Key Points

1. The Vizier algorithm is a successful Bayesian optimization service, tuned for over 70 million objectives across Google and available to the public through Vertex Vizier, a Google Cloud product.

2. The default algorithm of Vizier is based on Gaussian process bandit optimization and has evolved to improve performance metrics, user experience, inference speed, flexibility, scalability, and reliability over time.

3. The algorithm was initially designed with a focus on the programming philosophy of C++ for low-level control and multithreading support, but it has evolved to support Python with the availability of packages such as TensorFlow Probability (TF Probability) and JAX.

4. The paper presents comprehensive details of the latest version of the Vizier default algorithm, its features, design choices, and iterations, making it useful for both researchers and practitioners.

5. An open-source Python implementation of the original Google C++ based Vizier algorithm, powered by TF Probability on JAX, has been provided, along with benchmarking against industry-wide baselines.

6. The unconventional design choice of using a zeroth-order evolutionary acquisition optimizer is discussed in detail, highlighting its key strengths.

7. Vizier's optimization study consists of a problem statement, search space, and measurement space, focusing on optimizing a blackbox function to improve performance measures over multiple iterations.

8. The paper provides a detailed overview of the Gaussian Process Upper Confidence Bound (GP-UCB) algorithm for Bayesian optimization and its crucial components, such as input preprocessing, output preprocessing, model choice, acquisition function, and trust region.

9. Vizier's robustness and efficiency are demonstrated through benchmarking against well-established industry baselines across various practical modes, including continuous, categorical, batched, and multi-objective optimization scenarios.

Summary

The paper discusses the Vizier Gaussian Process Bandit algorithm, which has been improved considerably over multiple years through the collective experiences of numerous research efforts and user feedback.
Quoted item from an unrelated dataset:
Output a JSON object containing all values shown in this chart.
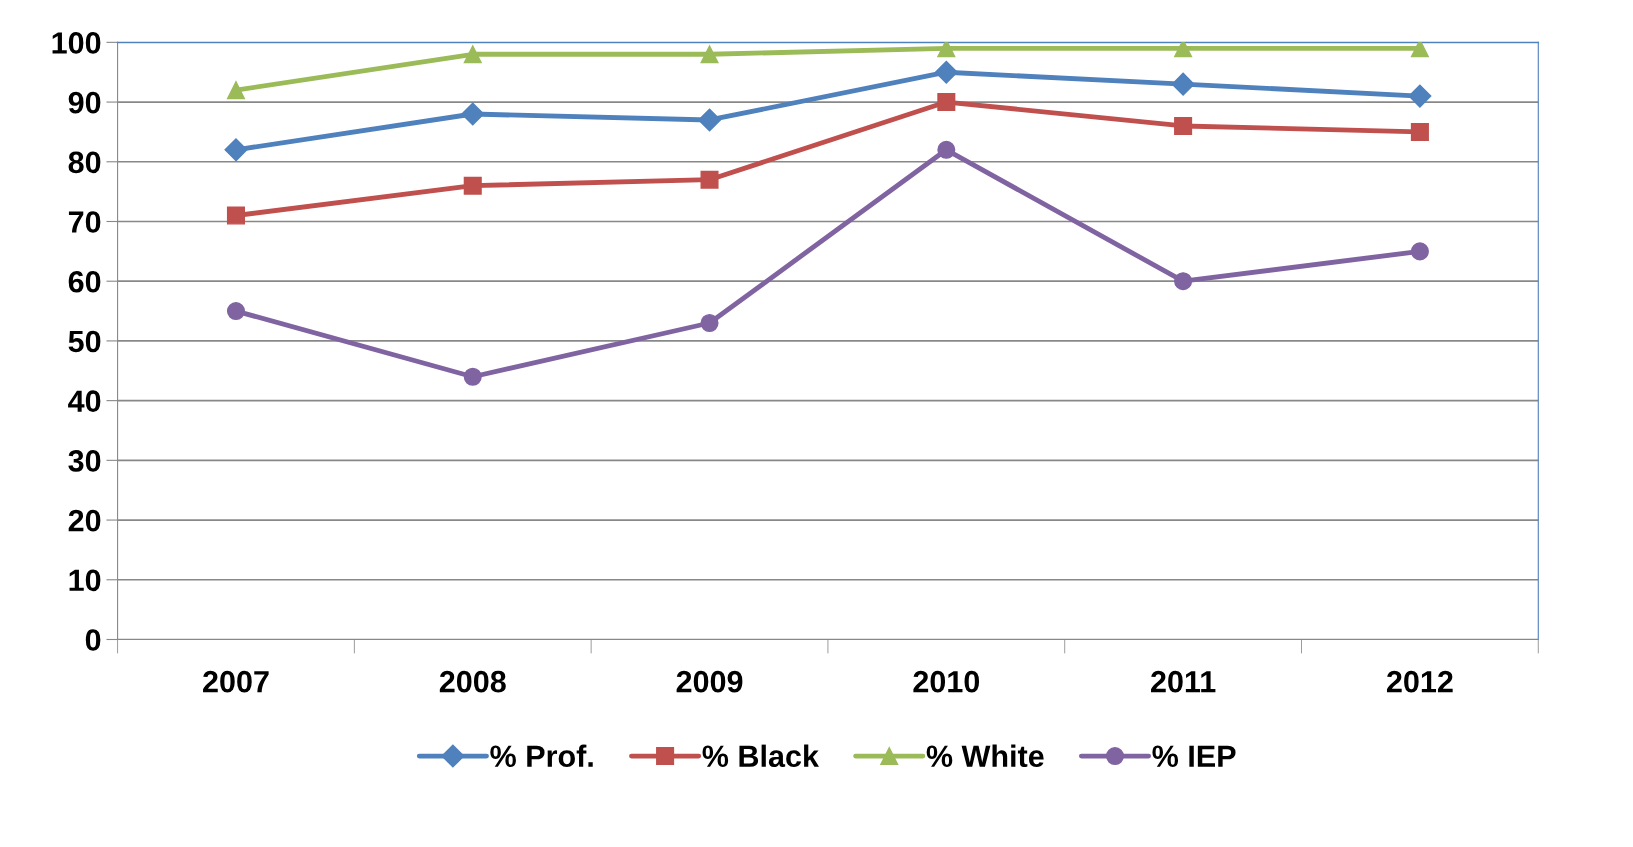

The default algorithm of the Google Vizier has been implemented with the overarching goal of robustness and versatility.

The authors provide thorough details about the algorithm's implementation choices, focusing on trial preprocessing, response surface modeling with Gaussian process prior and kernel, acquisition function definition, and evolutionary acquisition optimization. The authors emphasize the versatility and robustness of the Vizier algorithm, demonstrating its performance against well-established industry baselines on multiple practical modes.

The algorithm's performance is evaluated across various benchmarks, including standardized benchmarks and synthetic functions for continuous spaces, categorical spaces, hybrid mixed spaces, and multi-objective optimization. The algorithm's performance is compared against well-known baselines, such as Ax, BayesianOptimization, HEBO, HyperOpt, Optuna, and Scikit-Optimize.

The authors highlight the algorithm's successful handling of high-dimensional optimization, multi-objective optimization, and categorical variables. They also provide insights into the computational aspects, demonstrating the algorithm's performance on GPUs for efficient serving.

The paper concludes with an emphasis on the algorithm's robustness, versatility, and potential value for the wider research community. The implementation details and experimental results highlight the algorithm's competitive performance against established baselines in various optimization scenarios, supporting its potential usefulness for a wide variety of real-world use-cases both within Google and externally.